A multitude of flavors and colors. They can be dipped in white or dark chocolate.
Do you love Peeps? That sweet marshmallow candy shaped like a chick or bunny.
The national media seems to love them. We just watched a story on NBC’s Today show.
Larry remembers bringing them to many of his advertising and Marketing classes at USC, CSUN and Pepperdine. Both undergrad and graduate classes.
What was interesting is that for some of the students they know all about them and had their favorite way to eat them but for others, some global students, had no idea what they were.
During the Easter season, Americans will enjoy an estimated 700 million Peeps, but what is interesting to the 2 Guyz is that number hasn’t changed in seven years.

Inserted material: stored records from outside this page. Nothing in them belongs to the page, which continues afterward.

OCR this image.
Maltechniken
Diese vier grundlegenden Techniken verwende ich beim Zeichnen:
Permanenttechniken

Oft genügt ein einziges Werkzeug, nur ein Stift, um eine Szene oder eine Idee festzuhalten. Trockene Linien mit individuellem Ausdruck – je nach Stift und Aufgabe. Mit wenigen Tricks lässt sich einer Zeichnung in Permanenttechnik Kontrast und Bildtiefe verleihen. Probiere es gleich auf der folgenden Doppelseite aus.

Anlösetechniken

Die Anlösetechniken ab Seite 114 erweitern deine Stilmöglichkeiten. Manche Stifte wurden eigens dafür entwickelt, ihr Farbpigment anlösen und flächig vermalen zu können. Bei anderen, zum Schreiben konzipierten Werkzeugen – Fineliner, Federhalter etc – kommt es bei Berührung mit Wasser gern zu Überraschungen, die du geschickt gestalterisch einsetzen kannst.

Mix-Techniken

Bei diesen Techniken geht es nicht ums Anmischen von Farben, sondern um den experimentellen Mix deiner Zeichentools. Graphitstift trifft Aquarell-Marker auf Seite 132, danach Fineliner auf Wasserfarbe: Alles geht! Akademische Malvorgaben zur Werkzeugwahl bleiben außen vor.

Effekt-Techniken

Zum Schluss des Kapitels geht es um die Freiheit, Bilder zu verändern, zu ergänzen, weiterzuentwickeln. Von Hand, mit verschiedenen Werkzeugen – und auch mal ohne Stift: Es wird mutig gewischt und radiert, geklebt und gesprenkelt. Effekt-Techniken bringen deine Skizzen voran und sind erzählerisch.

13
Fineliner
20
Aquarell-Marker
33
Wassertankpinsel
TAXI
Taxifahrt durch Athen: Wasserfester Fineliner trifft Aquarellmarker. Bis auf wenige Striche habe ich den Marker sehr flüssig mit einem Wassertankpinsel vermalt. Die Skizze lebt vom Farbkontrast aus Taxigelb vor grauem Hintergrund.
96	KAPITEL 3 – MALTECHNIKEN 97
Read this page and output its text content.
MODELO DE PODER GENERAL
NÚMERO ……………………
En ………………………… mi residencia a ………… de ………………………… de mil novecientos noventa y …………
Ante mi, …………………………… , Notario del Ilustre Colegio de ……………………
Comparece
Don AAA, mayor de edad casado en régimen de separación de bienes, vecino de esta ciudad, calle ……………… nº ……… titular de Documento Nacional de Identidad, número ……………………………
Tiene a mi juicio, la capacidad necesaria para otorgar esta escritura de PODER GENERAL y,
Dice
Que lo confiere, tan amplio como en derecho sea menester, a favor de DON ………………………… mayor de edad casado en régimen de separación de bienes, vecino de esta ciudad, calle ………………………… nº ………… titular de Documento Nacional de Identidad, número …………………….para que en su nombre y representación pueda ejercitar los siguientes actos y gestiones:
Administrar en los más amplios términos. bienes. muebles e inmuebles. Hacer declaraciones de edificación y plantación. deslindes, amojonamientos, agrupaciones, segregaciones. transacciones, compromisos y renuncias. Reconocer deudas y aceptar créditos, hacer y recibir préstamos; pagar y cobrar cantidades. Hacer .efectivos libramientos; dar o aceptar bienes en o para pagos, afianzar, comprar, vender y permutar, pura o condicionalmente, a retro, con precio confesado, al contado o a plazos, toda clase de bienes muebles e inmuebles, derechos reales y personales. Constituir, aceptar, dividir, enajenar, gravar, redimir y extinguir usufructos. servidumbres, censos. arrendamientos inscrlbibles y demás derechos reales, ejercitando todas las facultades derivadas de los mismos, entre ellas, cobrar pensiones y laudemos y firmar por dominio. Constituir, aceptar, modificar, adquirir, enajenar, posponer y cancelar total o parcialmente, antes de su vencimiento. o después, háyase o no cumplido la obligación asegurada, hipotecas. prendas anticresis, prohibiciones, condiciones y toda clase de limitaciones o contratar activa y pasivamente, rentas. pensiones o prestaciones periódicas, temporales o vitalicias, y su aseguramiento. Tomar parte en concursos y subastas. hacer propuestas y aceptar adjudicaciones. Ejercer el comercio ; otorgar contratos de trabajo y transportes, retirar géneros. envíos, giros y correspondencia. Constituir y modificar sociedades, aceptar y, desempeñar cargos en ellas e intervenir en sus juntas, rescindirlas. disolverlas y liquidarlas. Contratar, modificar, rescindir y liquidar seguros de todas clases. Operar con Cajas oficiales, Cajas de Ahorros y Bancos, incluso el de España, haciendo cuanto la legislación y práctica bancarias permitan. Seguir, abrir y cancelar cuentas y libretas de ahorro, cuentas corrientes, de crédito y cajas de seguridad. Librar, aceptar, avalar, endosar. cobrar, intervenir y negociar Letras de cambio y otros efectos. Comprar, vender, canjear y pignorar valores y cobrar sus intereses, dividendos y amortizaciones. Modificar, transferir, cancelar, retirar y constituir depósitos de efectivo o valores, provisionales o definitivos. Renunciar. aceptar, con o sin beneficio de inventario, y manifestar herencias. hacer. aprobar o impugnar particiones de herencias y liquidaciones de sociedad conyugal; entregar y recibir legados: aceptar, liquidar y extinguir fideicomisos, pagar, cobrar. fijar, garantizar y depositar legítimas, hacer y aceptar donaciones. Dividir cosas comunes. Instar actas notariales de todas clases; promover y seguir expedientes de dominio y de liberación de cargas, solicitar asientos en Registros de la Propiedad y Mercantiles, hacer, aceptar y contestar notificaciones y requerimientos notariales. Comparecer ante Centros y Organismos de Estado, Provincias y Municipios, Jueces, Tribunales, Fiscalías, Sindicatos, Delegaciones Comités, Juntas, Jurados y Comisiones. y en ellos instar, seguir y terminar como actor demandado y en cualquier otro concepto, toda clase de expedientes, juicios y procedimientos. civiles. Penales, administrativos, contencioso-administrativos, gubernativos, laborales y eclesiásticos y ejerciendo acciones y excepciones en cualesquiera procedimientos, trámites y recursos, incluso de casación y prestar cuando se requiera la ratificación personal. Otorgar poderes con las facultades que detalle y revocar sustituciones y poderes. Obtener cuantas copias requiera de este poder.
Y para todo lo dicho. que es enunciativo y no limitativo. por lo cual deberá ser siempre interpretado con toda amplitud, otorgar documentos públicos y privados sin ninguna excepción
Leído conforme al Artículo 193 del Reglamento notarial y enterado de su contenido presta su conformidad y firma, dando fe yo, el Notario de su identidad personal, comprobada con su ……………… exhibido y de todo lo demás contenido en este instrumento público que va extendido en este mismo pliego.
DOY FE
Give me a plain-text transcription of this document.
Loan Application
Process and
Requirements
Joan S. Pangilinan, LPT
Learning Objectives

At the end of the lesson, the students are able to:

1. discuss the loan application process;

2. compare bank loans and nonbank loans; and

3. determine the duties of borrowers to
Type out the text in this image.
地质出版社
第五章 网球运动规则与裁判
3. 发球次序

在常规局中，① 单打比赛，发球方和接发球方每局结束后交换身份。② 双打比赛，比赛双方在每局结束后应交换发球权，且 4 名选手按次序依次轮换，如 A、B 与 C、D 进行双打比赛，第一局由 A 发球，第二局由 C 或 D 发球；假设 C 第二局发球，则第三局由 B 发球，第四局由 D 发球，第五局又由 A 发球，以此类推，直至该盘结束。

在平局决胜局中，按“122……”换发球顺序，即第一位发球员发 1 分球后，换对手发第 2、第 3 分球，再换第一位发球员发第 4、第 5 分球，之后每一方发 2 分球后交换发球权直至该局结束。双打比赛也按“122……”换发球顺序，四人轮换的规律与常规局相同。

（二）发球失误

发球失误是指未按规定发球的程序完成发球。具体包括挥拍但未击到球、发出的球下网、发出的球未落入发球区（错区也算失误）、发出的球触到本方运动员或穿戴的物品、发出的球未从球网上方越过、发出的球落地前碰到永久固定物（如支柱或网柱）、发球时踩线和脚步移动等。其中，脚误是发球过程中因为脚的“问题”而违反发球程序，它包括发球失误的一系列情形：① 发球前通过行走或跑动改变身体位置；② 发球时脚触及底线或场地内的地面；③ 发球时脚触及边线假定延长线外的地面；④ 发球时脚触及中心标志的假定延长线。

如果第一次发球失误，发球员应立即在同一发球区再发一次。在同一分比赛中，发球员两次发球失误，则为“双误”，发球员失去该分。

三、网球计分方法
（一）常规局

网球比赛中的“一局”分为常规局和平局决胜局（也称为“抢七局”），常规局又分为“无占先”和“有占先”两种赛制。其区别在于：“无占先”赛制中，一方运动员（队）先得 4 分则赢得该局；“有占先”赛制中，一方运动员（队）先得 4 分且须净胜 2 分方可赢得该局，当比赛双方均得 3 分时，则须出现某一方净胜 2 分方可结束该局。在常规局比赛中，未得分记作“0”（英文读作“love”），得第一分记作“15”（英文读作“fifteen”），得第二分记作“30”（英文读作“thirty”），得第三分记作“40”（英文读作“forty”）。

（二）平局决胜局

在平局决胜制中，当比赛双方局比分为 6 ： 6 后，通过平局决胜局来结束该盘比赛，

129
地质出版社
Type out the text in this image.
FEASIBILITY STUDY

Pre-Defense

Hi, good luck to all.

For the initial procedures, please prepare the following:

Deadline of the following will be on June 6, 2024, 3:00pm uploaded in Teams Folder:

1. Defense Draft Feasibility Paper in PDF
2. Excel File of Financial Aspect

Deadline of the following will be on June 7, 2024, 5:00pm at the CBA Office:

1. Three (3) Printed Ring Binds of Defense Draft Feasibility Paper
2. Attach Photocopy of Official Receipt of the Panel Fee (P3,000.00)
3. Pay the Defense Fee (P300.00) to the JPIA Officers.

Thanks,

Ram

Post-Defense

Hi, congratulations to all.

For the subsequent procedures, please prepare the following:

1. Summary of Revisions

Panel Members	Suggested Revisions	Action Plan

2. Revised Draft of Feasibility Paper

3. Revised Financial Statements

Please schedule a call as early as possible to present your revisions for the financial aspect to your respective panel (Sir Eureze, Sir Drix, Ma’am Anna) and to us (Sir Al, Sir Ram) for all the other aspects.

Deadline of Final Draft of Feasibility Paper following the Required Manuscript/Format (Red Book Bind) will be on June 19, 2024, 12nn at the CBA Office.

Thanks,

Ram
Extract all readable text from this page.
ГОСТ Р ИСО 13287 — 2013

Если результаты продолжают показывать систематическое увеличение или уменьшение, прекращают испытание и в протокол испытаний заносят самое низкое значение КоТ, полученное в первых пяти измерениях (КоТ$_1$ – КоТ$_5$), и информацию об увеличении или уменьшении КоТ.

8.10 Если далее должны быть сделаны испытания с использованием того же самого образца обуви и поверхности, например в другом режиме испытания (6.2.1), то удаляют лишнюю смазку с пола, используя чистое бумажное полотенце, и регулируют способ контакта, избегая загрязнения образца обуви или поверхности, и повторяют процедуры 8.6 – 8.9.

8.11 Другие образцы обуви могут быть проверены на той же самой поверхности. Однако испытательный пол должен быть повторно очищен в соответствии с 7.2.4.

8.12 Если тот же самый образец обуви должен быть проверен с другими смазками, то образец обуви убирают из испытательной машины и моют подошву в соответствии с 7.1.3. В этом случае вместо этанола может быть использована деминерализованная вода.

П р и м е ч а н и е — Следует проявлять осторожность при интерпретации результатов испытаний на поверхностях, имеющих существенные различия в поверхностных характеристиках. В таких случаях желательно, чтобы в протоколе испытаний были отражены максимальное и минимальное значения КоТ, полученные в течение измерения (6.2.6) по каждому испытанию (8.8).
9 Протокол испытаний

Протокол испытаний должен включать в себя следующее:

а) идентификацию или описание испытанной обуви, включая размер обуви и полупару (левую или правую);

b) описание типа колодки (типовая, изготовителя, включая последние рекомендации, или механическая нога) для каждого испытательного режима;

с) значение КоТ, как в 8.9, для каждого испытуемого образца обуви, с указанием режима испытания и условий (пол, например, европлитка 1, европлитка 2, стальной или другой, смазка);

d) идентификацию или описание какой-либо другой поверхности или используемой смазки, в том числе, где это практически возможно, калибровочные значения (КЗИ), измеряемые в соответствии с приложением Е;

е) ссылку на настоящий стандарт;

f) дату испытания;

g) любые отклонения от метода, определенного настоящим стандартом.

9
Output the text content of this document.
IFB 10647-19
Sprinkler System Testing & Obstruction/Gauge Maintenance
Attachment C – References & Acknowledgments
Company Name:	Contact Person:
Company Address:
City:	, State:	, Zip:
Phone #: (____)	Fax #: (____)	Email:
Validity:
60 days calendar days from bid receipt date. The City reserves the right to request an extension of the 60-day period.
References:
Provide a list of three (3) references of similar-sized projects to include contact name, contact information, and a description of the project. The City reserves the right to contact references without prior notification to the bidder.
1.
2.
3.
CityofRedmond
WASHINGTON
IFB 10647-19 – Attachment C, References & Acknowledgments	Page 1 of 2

But now there are new flavors. such as bubble gum, party cake, red velvet. fruit punch, sour watermelon, pumpkin, cotton candy, vanilla, orange sherbet, strawberry, coconut and sugar cookie, plus the older ones…blueberry, lemon, raspberry, strawberry, and vanilla. We teach that a product line extension is the use of an established product brand name for a new item in the same product category. Line extensions occur when a company introduces additional items in the same product category under the same brand name but with new flavors, forms, colors, added ingredients, package sizes.
Are you a Peeps fan? Curious about Peeps history?
Where they came from and how they developed into the ultimate Easter treat?
Nearly a century ago, a young Russian-born man named Sam Born was living in France, where he studied and learned the art of chocolate making. Then Sam immigrated to the US in 1910.
He opened a small candy store. As his operations outgrew his store, he moved his company, by the name “Just Born,” out of New York to Bethlehem, Pennsylvania.
In the ‘50’s, the Just Born firm acquired another company that had invented a marshmallow mold, creating Easter chicks and bunnies, called Peeps. With some fine-tuning of their assembly line manufacturing and clever marketing, Born of “Just Born” had an Easter hit on his hands.
But why were these chicks and rabbits so appealing?
Just Born was based in Pennsylvania, home to a large community of German immigrants. It’s believed that the German immigrants popularized the Easter Bunny tradition in America.
Germans also developed the Easter egg basket tradition with the hopping bunny.
Now you can pick up a pack or a dozen packages online at Amazon, buy
them at 88 Cents stores plus at a Walmart, Vons or Target.